Нет, голос не дрогнул — сел. Он прокашлялся и толкнул калитку.
Можно много лет — полвека — знать, что в родном доме живут чужие люди, и пытаться представить себе их лица, голоса и привычки, но всякий раз, закрывая глаза, все равно входишь в гостиную, где за белым роялем сидит крестный, в кресле отец вкусно затягивается сигарой, а крестная хлопочет над кофейником. Уже уплывая в сон, ты пробегаешь отцовский кабинет, где на стене висит портрет матери — ее настоящий облик почти стерся из памяти, и кажется, она всегда была только такой, как на этом портрете, хотя ты помнишь мягкий синий бархат платья, — спешишь по лестнице наверх, чтобы успеть нырнуть на чердак, где в груде смешного хлама непременно отыщется что-то интересное. То же самое повторилось сегодня, словно Ян, с его профессорской осанкой, должен был встретить его на крыльце, а за ним поспешила бы хлопотунья тетушка Лайма, как пятьдесят лет назад, когда ни в одном сне не мог бы привидеться кошмар с бельмастой парадной дверью и выщербленным полом, это что же надо было с ним делать…
Мартин сразу понял, что в особняке кто-то жил, но сейчас не живет никто: в доме был особый стылый, нежилой воздух. Кем бы ни был этот «кто-то», он облегчил Мартину возвращение, хотя бы и ценой пропавшего рояля, вместе с кожаными креслами.
— Какая сирень здесь… была, — сказал он, распахнув обе двери в сад. — Обрежь мне сигару, Крис.
— Папа, тебе не нужно курить.
— Поэтому я и прошу сигару. У шофера такие вонючие сигареты, что необходимо противоядие.
Он показал темноватое пятно на паркете:
— Там стоял рояль.
— Разве ты играешь?
— Нет; моя мать, я помню, любила играть. И крестный.
Помолчал и добавил:
— Элга чудесно музицировала.
Крис не помнил матери, но часто, особенно в детстве, просил рассказать о ней. Элги не стало так быстро, что Мартин не успел привыкнуть к ее новой роли и продолжал называть по имени, что сын и перенял.
От сигары закружилась голова. Не следовало курить, конечно; мальчик прав. На чердак, пожалуй, не хватит сил. Завтра; время есть.
По дороге в гостиницу он рассматривал город. Обилие разномастных киосков и мелких лавочек не удивляло, их и прежде было много; удивили скудость и однообразие товаров. Поменялись вывески, как и должны были поменяться за пятьдесят один год. Однако сильнее всего поразили человеческие лица — замкнутые, настороженные, зачастую откровенно враждебные, а также жалкий — и в то же время вызывающий — вид молоденьких проституток в гостинице. Он поймал себя на том, что избегает говорить с Кристофером по-немецки, и сын понял, не задавая вопросов. Но Боже, каким линялым и обшарпанным предстал Город! Он походил бы на дешевую выгоревшую открытку, если бы не яркие заграничные рекламы, которые в Швейцарии Мартин не замечал вовсе, в то время как здесь они резали глаз. Не латайте ветхую одежду новой тканью… Нет, не в этом источник раздражения, а просто разум отказывается принимать перемены. То же самое произошло в отцовском особняке, затем на Палисадной: хотелось застать, вопреки беспощадной логике времени, все как было: аромат отцовской сигары, фортепьянный аккорд, лицо Яна в окне привратницкой.

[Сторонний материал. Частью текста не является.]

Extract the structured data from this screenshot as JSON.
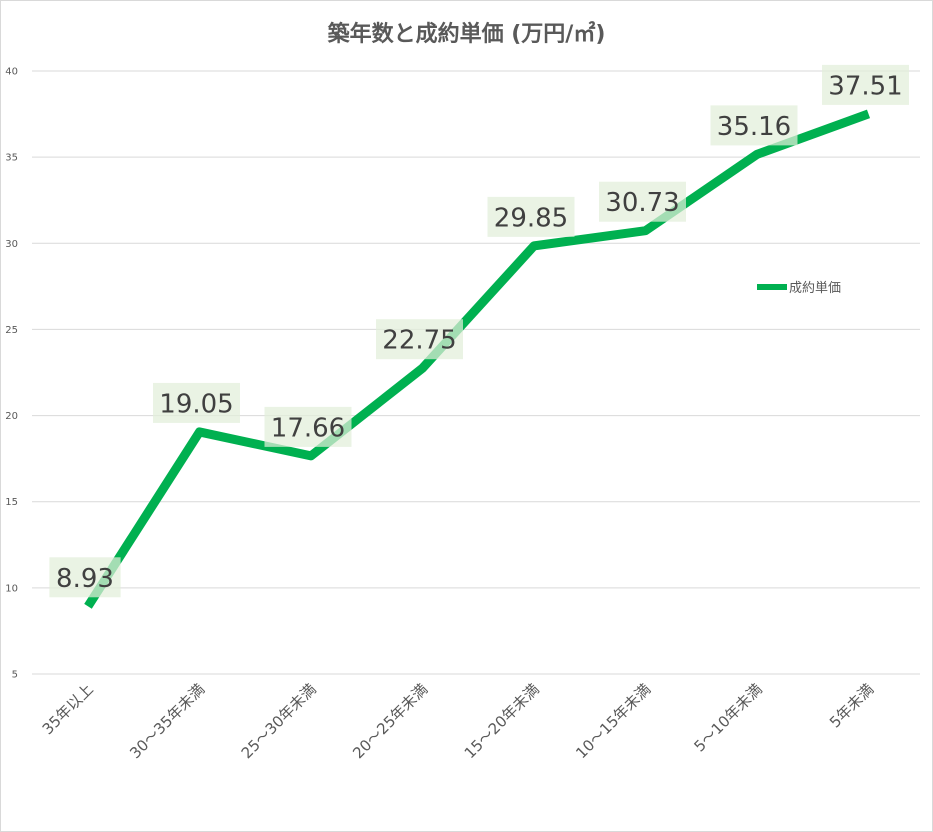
{
  "chart_data": {
    "type": "line",
    "title": "築年数と成約単価 (万円/㎡)",
    "categories": [
      "35年以上",
      "30～35年未満",
      "25～30年未満",
      "20～25年未満",
      "15～20年未満",
      "10～15年未満",
      "5～10年未満",
      "5年未満"
    ],
    "series": [
      {
        "name": "成約単価",
        "values": [
          8.93,
          19.05,
          17.66,
          22.75,
          29.85,
          30.73,
          35.16,
          37.51
        ],
        "color": "#00B050"
      }
    ],
    "ylim": [
      5,
      40
    ],
    "yticks": [
      5,
      10,
      15,
      20,
      25,
      30,
      35,
      40
    ],
    "grid": true,
    "legend": "right",
    "label_bg_color": "#E2EFDA"
  }
}
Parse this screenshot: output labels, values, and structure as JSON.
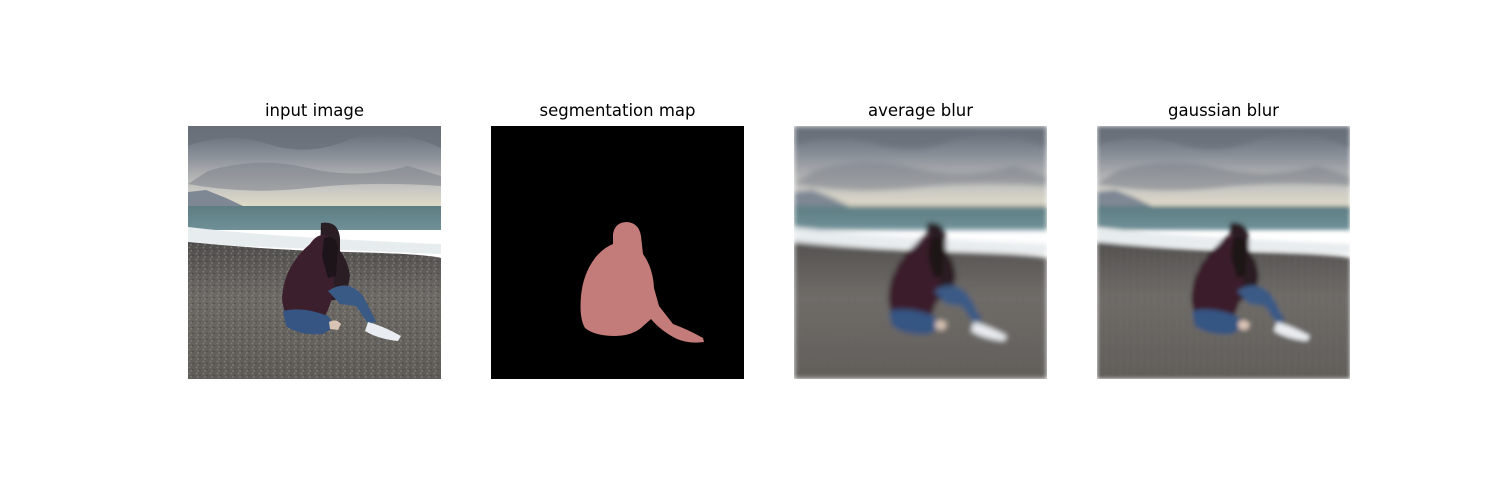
{
  "panels": [
    {
      "title": "input image"
    },
    {
      "title": "segmentation map"
    },
    {
      "title": "average blur"
    },
    {
      "title": "gaussian blur"
    }
  ],
  "colors": {
    "background": "#ffffff",
    "segmentation_background": "#000000",
    "segmentation_person": "#c47c7a"
  }
}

Зачем он приехал? Недвижимость была только поводом, безусловно понятным для немногочисленных друзей и родных, в том числе для сына. Зачем ему эти дома? Средств вполне достаточно, а в восемьдесят пять о смерти думаешь часто и без паники. С открытой ладонью покидаешь этот мир или со сжатыми кулаками, ты ничего с собой не уносишь. Сыну? Крис неплохо обеспечен. Даже ему Мартин не сумел объяснить истинную причину, хотя всякий раз, когда читал маленькому сыну книгу о мальчике Кристофере Робине, вспоминал, как он сам был в молодости хозяином дома, как заселил его симпатичными обитателями. Где эти люди?.. Все меняется: на той улице была булыжная мостовая, и Мартин помнил звук лошадиных копыт. Недвижимость… Два дома, если учесть, во что обойдутся услуги адвоката, не говоря о ремонте, не стоили того, чтобы лететь сюда, отрывать Кристофера от семьи и от бизнеса, однако сын — он видел — заразился его собственной тягой. Или боялся отпустить его одного? Сейчас Мартин опасался, что сын будет разочарован. Национальное возрождение… Первое, что он увидел, выйдя из самолета, — яркий плакат с грубой орфографической ошибкой. По всей вероятности, борьба за государственный язык не распространяется на территорию аэропорта… Возрождение национальной независимости пока что, на его скептический швейцарский взгляд, напоминало бессмысленное кипение, как похлебка из камней, которую мать поставила на огонь, уверяя голодных детей, что варится мясо; он нашел когда-то эту легенду там же, на любимом чердаке, в старом забытом альманахе. Когда эти голодные дети перестанут — или устанут — петь хором, они поймут, что камни никогда не превратятся в мясо. Впрочем, надо прожить здесь больше чем три дня, чтобы взглянуть пристальнее.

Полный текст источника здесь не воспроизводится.